Today, Sunday, August 23, 2009, I hung a mezuzah on my doorpost, in the front of my house. It wasn’t just any mezuzah — it was one that my parents gave me. And it wasn’t any small event — it’s the first time I’ve ever hung a mezuzah on a home I call my own.

Today marks one week since I moved to Providence, RI (apparently ahead of the rabbinic schedule since the gemara gives us thirty days to hang a mezuzah!) and I am finally starting to feel settled.
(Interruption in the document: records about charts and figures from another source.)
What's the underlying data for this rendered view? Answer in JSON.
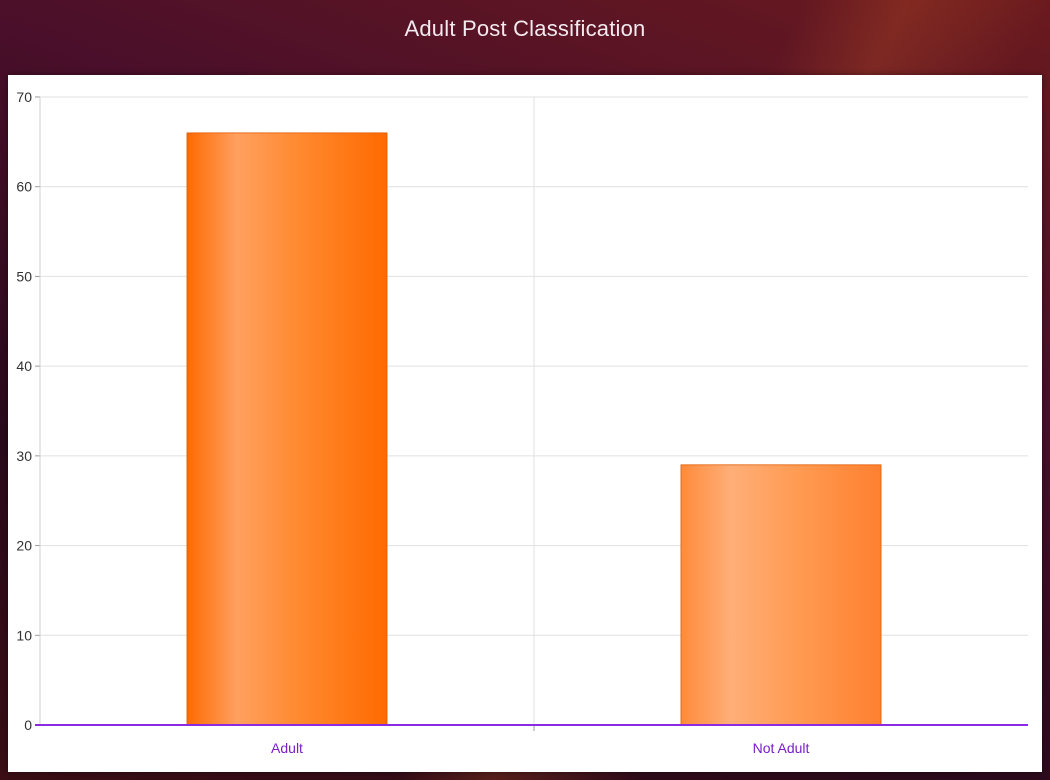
{
  "chart_data": {
    "type": "bar",
    "title": "Adult Post Classification",
    "categories": [
      "Adult",
      "Not Adult"
    ],
    "values": [
      66,
      29
    ],
    "xlabel": "",
    "ylabel": "",
    "ylim": [
      0,
      70
    ],
    "yticks": [
      "0",
      "10",
      "20",
      "30",
      "40",
      "50",
      "60",
      "70"
    ],
    "grid": true,
    "legend": "none",
    "colors": {
      "bar": "#ff6a00",
      "bar_highlight": "#ffa060",
      "axis": "#8a2be2",
      "grid": "#e0e0e0",
      "category_label": "#7a1ec8"
    }
  }
}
No, the boxes are not all unpacked, and, no, I do not have all the furniture I need and many of my beloved books are still in boxes; but I am finally starting to feel like this is home.

As I hung the mezuzah in front of my home, I thought about the b’racha that we say as we are mounting it:

Baruch atah Adonai Eloheinu, melekh ha’olam, asher kid’shanu bemitzvotav vetzivanu lik’boa mezuzah.

Blessed are You, Lord our God, King of the Universe, who has sanctified us in His mitzvot, and has commanded us to affix a mezuzah.

The word “lik’boa” is the word for “affix,” but this is an example of a word that doesn’t have a good translation in the English language. It comes from the word “keva” meaning “permanent”. Like having a “makom kavu’a”, a permanent space, in davening.

Hanging a mezuzah is a spiritual experience. It is the point where someone becomes the owner of her own space. It switches a house into a Jewish home.

And then, of course, I bless my house with the traditional prayer:

Let no sadness come through this gate,
Let no trouble come to this dwelling,
Let no fear come through this door,
Let no conflict be in this place,
Let this home be filled with the blessing of joy,
and peace.

May it be a place of only happiness and prosperity, and may it do me well in my new life.